Отношения между СССР и Польшей в межвоенный период (1920-1930-е годы) складывались непросто, стороны считали друг друга потенциальными военными противниками, вели разведку друг против друга. В такой обстановке развивалась подозрительность, шли поиски врагов.

Но до “большого террора” 1937-1938 годов случаи арестов вятских поляков в Вятском крае были единичными. Дважды – в 1929 и 1936 гг. - арестовывался как участник контрреволюционной группы троцкистской организации бывший военнопленный польской армии Шляхтер Моисей Маркович.

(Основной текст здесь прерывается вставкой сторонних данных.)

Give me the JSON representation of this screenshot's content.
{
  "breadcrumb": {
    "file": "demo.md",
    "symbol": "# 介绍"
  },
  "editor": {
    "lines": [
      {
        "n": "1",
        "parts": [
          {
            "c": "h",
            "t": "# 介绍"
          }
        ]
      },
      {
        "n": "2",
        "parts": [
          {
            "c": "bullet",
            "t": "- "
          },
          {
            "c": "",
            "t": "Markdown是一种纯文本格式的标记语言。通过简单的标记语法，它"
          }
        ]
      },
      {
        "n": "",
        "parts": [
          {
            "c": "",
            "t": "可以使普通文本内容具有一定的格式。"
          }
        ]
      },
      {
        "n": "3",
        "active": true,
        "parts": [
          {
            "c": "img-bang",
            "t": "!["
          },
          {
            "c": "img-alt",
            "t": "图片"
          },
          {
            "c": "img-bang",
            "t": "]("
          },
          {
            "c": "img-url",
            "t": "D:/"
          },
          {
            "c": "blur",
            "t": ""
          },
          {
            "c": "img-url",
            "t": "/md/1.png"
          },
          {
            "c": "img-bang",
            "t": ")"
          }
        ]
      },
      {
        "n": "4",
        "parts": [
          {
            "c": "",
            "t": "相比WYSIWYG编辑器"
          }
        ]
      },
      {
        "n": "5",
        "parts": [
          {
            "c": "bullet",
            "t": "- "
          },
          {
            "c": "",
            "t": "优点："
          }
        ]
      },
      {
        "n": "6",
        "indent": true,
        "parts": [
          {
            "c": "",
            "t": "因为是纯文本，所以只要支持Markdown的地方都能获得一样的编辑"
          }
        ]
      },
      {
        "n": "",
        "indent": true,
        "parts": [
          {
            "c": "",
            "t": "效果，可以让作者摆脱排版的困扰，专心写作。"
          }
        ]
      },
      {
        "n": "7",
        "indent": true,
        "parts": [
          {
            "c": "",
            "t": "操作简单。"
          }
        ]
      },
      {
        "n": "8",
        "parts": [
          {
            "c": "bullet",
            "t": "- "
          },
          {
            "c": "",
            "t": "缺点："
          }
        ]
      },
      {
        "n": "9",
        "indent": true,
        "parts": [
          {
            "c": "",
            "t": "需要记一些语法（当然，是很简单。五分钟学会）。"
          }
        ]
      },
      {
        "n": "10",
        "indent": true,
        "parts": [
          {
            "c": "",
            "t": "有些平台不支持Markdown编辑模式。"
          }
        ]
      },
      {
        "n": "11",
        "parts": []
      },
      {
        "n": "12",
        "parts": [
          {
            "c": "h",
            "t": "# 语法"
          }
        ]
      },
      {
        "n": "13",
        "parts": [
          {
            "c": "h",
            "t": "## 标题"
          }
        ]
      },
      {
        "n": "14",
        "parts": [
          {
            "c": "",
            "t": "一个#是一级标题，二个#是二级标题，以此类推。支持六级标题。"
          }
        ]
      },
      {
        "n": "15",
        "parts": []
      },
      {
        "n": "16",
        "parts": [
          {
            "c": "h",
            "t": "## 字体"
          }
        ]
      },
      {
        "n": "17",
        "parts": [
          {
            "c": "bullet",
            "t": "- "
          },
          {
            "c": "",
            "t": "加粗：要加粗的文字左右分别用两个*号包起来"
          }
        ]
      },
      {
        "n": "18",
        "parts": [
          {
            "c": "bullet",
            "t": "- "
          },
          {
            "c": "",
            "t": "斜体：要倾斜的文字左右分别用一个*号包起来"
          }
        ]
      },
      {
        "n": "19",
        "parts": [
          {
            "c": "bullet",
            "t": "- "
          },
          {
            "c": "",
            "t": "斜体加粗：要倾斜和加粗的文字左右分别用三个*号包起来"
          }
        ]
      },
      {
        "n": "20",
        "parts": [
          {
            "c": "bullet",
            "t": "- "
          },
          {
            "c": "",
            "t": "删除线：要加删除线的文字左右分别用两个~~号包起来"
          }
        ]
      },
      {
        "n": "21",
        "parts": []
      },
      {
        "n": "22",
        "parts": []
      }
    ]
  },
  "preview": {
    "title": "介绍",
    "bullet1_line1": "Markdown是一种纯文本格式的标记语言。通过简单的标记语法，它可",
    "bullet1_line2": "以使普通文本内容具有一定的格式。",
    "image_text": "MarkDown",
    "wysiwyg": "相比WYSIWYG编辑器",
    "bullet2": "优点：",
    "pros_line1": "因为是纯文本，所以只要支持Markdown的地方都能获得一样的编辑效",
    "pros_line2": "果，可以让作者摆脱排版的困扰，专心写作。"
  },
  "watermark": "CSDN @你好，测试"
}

За “антисоветскую агитацию” в 1931 году оказался в застенках Ольшевский Антон Андреевич, в 1932 году – Куликовский Ипполит Феликсович. В 1936 году осуждена на три года лагерей Захаревич Ядвига Владимировна за частное письмо к сестре в Ленинград, в котором написала, что не испытывает по поводу убийства С.М. Кирова “ни возмущения, ни печали: ... Покойник очень любил семейную жизнь, не мог довольствоваться одной и по широте натуры завел несколько. ...Конечно, гораздо приятнее погибнуть от руки классового врага, нежели от руки одной из нежно любимых жен”. Это частное письмо было названо “распространением в письменном виде явной клеветы на С.М. Кирова”, то есть антисоветской пропагандой.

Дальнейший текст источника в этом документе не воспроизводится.